Cumulative probabilities from a (discrete) probability distribution..

$\displaystyle

\begin{tabular}{|c|c|c|c|}

\hline

$x$&$0$&$1$&$2$\\

\hline

P(x)&0.2&0.5&0.3\\

\hline

\sum P(x)&0.2&0.7&1\\

\hline

\end{tabular}

$

Note: I can kind of see how row $\displaystyle \sum P(x)$ is worked out, but I can't figure out how row $\displaystyle P(x)$ is worked out at all.
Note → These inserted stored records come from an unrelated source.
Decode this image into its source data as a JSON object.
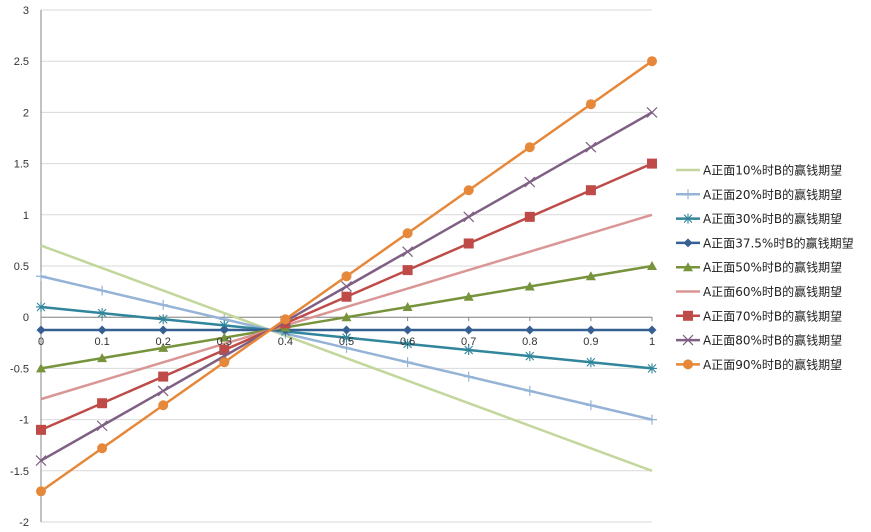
{
  "chart_data": {
    "type": "line",
    "title": "",
    "xlabel": "",
    "ylabel": "",
    "x": [
      0,
      0.1,
      0.2,
      0.3,
      0.4,
      0.5,
      0.6,
      0.7,
      0.8,
      0.9,
      1
    ],
    "xlim": [
      0,
      1
    ],
    "ylim": [
      -2,
      3
    ],
    "x_ticks": [
      "0",
      "0.1",
      "0.2",
      "0.3",
      "0.4",
      "0.5",
      "0.6",
      "0.7",
      "0.8",
      "0.9",
      "1"
    ],
    "y_ticks": [
      "-2",
      "-1.5",
      "-1",
      "-0.5",
      "0",
      "0.5",
      "1",
      "1.5",
      "2",
      "2.5",
      "3"
    ],
    "grid": "horizontal",
    "legend_position": "right",
    "series": [
      {
        "name": "A正面10%时B的赢钱期望",
        "color": "#c3d69b",
        "marker": "none",
        "values": [
          0.7,
          0.48,
          0.26,
          0.04,
          -0.18,
          -0.4,
          -0.62,
          -0.84,
          -1.06,
          -1.28,
          -1.5
        ]
      },
      {
        "name": "A正面20%时B的赢钱期望",
        "color": "#95b3d7",
        "marker": "plus",
        "values": [
          0.4,
          0.26,
          0.12,
          -0.02,
          -0.16,
          -0.3,
          -0.44,
          -0.58,
          -0.72,
          -0.86,
          -1.0
        ]
      },
      {
        "name": "A正面30%时B的赢钱期望",
        "color": "#31859c",
        "marker": "asterisk",
        "values": [
          0.1,
          0.04,
          -0.02,
          -0.08,
          -0.14,
          -0.2,
          -0.26,
          -0.32,
          -0.38,
          -0.44,
          -0.5
        ]
      },
      {
        "name": "A正面37.5%时B的赢钱期望",
        "color": "#366092",
        "marker": "diamond",
        "values": [
          -0.125,
          -0.125,
          -0.125,
          -0.125,
          -0.125,
          -0.125,
          -0.125,
          -0.125,
          -0.125,
          -0.125,
          -0.125
        ]
      },
      {
        "name": "A正面50%时B的赢钱期望",
        "color": "#77933c",
        "marker": "triangle",
        "values": [
          -0.5,
          -0.4,
          -0.3,
          -0.2,
          -0.1,
          0.0,
          0.1,
          0.2,
          0.3,
          0.4,
          0.5
        ]
      },
      {
        "name": "A正面60%时B的赢钱期望",
        "color": "#d99694",
        "marker": "none",
        "values": [
          -0.8,
          -0.62,
          -0.44,
          -0.26,
          -0.08,
          0.1,
          0.28,
          0.46,
          0.64,
          0.82,
          1.0
        ]
      },
      {
        "name": "A正面70%时B的赢钱期望",
        "color": "#be4b48",
        "marker": "square",
        "values": [
          -1.1,
          -0.84,
          -0.58,
          -0.32,
          -0.06,
          0.2,
          0.46,
          0.72,
          0.98,
          1.24,
          1.5
        ]
      },
      {
        "name": "A正面80%时B的赢钱期望",
        "color": "#7f6084",
        "marker": "x",
        "values": [
          -1.4,
          -1.06,
          -0.72,
          -0.38,
          -0.04,
          0.3,
          0.64,
          0.98,
          1.32,
          1.66,
          2.0
        ]
      },
      {
        "name": "A正面90%时B的赢钱期望",
        "color": "#e6883a",
        "marker": "circle",
        "values": [
          -1.7,
          -1.28,
          -0.86,
          -0.44,
          -0.02,
          0.4,
          0.82,
          1.24,
          1.66,
          2.08,
          2.5
        ]
      }
    ]
  }
}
**Mean or Expected Value:**

Discrete:

$\displaystyle Mean=\bar{x}=E(x)=\sum_{i=1}^nx_iP(x_i)$

e.g.

$\displaystyle

\begin{tabular}{|c|c|c|c|}

\hline

$x$&$0$&$1$&$2$\\

\hline

P(x)&0.2&0.5&0.3\\

\hline

\end{tabular}

$

**Mean=0x0.2+1x0.5+2x0.3=1.1**

Note: I can of see the correlation of the answer to the table e.g. $\displaystyle x$ multiplied by $\displaystyle P(x)$ in each column then added together givesthe answer **1.1 **but on how this was worked out using the formula I am totally lost.

For the continuous variate:

$\displaystyle Mean=\bar{x}=E(x)=\int_{+\infty}^{+\infty}xf(x)dx$

e.g

$\displaystyle f(x)=2x$Attachment 19406$\displaystyle 0\leq x \leq1$

$\displaystyle

E(x)=\int_0^12x^2dx=\left[ \frac{2x^3}{3} \right]_0^1=\frac{2}{3}

$

Note: On the continuous variate I am also totaly lost.

Any help anyone has to offer to better my understanding of this formula would be gratefuly appreciated.

Colin